Name	Type	Description
`A`	`CompletionResponse \| CompletionResponseAsyncGen`	class:`CompletionResponse` when `stream=False`, or a
	`CompletionResponse \| CompletionResponseAsyncGen`	class:`CompletionResponseAsyncGen` async generator when
	`CompletionResponse \| CompletionResponseAsyncGen`	`stream=True`.

Raises:

Type	Description
`ValueError`	If prompt exceeds :attr:`context_window` tokens.

Examples:

Non-streaming async completion — explore the response

>>> import os
>>> import asyncio
>>> from serapeum.llama_cpp import LlamaCPP
>>> from serapeum.llama_cpp.formatters.llama3 import (
...     messages_to_prompt_v3_instruct,
...     completion_to_prompt_v3_instruct,
... )
>>> llm = LlamaCPP(
...     model_path=os.environ["LLAMA_MODEL_PATH"],
...     temperature=0.1,
...     max_new_tokens=256,
...     context_window=512,
...     messages_to_prompt=messages_to_prompt_v3_instruct,
...     completion_to_prompt=completion_to_prompt_v3_instruct,
... )
>>> response = asyncio.run(llm.acomplete("Once upon a time"))
>>> response.raw["choices"][0]["text"] == response.text
True
>>> sorted(response.raw.keys())
['choices', 'created', 'id', 'model', 'object', 'usage']

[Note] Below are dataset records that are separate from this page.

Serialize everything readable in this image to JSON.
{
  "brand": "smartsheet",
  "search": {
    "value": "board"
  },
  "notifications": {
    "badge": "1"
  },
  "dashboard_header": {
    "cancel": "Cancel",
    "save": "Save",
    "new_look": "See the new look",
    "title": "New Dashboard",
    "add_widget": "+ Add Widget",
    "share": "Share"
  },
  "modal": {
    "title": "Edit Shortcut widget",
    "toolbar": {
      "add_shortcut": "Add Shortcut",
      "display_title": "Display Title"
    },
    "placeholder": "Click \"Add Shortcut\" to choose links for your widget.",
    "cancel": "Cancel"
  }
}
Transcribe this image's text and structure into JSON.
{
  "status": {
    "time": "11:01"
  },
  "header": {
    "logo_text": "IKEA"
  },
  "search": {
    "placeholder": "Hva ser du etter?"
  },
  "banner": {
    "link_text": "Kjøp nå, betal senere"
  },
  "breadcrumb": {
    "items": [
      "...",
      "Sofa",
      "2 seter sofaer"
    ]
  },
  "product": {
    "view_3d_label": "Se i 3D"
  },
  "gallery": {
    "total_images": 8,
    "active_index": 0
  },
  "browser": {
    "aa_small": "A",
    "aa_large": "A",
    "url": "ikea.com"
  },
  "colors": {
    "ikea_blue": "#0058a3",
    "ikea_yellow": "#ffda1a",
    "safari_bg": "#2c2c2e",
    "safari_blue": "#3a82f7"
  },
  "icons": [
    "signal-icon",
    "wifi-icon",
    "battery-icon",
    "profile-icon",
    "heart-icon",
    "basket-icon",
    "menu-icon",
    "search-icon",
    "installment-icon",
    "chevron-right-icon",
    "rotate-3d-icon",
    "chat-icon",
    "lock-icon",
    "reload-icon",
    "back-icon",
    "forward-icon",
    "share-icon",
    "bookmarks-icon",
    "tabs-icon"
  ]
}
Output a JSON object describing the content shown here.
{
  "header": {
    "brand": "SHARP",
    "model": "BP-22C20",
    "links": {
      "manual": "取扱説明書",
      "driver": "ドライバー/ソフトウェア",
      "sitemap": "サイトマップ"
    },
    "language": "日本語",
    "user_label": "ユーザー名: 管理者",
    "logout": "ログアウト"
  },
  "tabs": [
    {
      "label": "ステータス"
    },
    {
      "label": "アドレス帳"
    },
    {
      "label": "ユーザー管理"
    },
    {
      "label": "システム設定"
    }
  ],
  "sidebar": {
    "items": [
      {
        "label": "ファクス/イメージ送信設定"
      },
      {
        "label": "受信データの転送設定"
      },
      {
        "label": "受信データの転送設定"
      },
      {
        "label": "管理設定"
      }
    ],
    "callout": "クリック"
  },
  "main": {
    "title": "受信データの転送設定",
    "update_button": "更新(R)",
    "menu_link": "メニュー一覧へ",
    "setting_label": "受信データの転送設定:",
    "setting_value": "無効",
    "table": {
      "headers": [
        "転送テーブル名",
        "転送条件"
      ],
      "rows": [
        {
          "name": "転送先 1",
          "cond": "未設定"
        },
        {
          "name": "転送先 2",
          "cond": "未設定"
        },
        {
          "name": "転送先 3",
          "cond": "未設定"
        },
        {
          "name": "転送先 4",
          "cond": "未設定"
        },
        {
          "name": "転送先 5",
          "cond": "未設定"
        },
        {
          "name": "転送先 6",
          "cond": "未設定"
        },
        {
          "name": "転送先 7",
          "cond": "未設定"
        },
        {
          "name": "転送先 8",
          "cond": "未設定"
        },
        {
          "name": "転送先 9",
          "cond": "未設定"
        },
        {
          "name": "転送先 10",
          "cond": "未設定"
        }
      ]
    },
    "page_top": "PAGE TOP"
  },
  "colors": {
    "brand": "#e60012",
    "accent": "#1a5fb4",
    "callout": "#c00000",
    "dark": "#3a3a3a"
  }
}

Streaming async completion — collect and inspect chunks

>>> import os
>>> import asyncio
>>> from serapeum.llama_cpp import LlamaCPP
>>> from serapeum.llama_cpp.formatters.llama3 import (
...     messages_to_prompt_v3_instruct,
...     completion_to_prompt_v3_instruct,
... )
>>> llm = LlamaCPP(
...     model_path=os.environ["LLAMA_MODEL_PATH"],
...     temperature=0.1,
...     max_new_tokens=256,
...     context_window=512,
...     messages_to_prompt=messages_to_prompt_v3_instruct,
...     completion_to_prompt=completion_to_prompt_v3_instruct,
... )
>>> async def _collect():
...     return [c async for c in await llm.acomplete("Once upon", stream=True)]
>>> chunks = asyncio.run(_collect())
>>> chunks[-1].text.startswith(chunks[0].delta)
True
>>> chunks[-1].text != chunks[0].delta
True

See Also

complete: Synchronous variant of this method. _complete: Non-streaming implementation called in the thread pool. _stream_complete: Streaming implementation called in the thread pool.

Source code in libs/providers/llama-cpp/src/serapeum/llama_cpp/llm.py

async def acomplete(
    self,
    prompt: str,
    formatted: bool = False,
    *,
    stream: bool = False,
    **kwargs: Any,
) -> CompletionResponse | CompletionResponseAsyncGen:
    """Async text completion — offloads CPU-bound inference to a thread pool.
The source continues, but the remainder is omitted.